After Living In The Shadows Part One, a collection of Bert Jansch’s 1990s works, this welcome sequel contains a grand total of 46 recordings made between 2000 and 2006. It consists of three studio albums (Crimson Moon; Edge Of A Dream; The Black Swan) together with an additional disc of demos and unreleased material.
As well as documenting the final work of this iconic Scottish artist as he entered his sixties, the collection demonstrates the man's high standing in the musical community. You only need to look at the impressive list of contributing musicians to see just how influential and highly regarded he remains.
The weakest of the three albums to my ear is Crimson Moon, originally released on Castle Music in 2000. This is primarily a collection of twelve lonesome blues tunes all sung in understated fashion by Jansch and all sounding a little too much like one another. The laid back feel makes it best suited for chilled-out late night listening.

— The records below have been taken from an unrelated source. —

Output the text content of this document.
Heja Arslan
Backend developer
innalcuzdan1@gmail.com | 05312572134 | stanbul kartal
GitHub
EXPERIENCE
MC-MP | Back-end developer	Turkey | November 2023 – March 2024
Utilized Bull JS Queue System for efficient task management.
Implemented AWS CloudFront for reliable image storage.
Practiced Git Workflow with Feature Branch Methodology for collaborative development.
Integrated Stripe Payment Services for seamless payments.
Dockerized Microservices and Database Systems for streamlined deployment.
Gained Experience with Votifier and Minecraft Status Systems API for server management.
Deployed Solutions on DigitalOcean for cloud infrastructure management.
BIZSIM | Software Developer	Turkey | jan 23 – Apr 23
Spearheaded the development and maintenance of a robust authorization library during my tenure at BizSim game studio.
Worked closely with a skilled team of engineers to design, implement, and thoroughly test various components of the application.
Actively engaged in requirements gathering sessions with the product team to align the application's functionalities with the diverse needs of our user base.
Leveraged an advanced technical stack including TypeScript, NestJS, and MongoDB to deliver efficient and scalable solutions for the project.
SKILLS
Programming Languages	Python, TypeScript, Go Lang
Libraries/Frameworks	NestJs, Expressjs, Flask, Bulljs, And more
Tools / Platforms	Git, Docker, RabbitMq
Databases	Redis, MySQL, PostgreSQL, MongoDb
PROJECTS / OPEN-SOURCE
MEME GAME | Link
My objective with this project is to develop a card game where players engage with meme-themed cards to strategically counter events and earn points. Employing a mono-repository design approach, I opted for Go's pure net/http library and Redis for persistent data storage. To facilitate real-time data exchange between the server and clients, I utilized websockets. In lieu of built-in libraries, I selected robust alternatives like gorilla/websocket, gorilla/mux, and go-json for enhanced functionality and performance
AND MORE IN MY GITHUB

Edge Of A Dream is a decidedly more dynamic and varied set of tunes beginning with the unlikely entreaty to "Rock baby rock" on the title track.
Jansch's vocals are altogether more robust despite lyrics that speak of "sorrow everywhere" on La Luna and an admission that I Cannot Keep From Crying.
The greater variety is helped by guest vocals from Hope Sandeval and Loren Jansch on All This Remains and The Quiet Joys of Brotherhood respectively.
Additional spice comes from instrumentals Gypsy Dave, with Dave Swarbrick on violin, and Black Cat Blues featuring fine slide guitar work by Paul Wassif. The closing song about "the day the World Trade Center fell"(Bright Sunny Morning) adds a note of topicality.
The Black Swan, co-produced and mixed by Noah Georgeson, was originally released on Drag City in 2006. Jansch's 23rd studio release sadly proved to be his last but it nevertheless has a remarkably freshness and shows that he clearly relished working with a new generation of admirers.
Beth Orton sings lead vocals on three songs and instrumental highlights include Helena Espvall on cello for the title track, more of Paul Wasslf's inspired slide guitar on A Woman Like You and Maggie Boyle's lyrical flute playing on Magdalina's Dance. There's even space for some uncharacteristic humour on the George Bush baiting Texas Cowboy Blues.
Finally, disc 4 (The Setting Of The Sun) presents seven home-recorded demos including a marvellous instrumental version of Katie Cruel. Two of the four unreleased tracks (It Don’t Bother Me and Cocaine) are performed with Johnny Marr. Chambertin is a collaboration with Gordon Giltrap while the fourth previously unreleased track is an solo untitled solo instrumental.
Over the years there are plenty of slapdash, cash-in compilations of Jansch's work but this box set, like its predecessor, is a labour of love. Liner notes come courtesy of Bernard Butler and Bert’s son Adam, and there's a comprehensive listening guide by Dave Henderson.
In short, this is an exemplary package for new and old fans alike.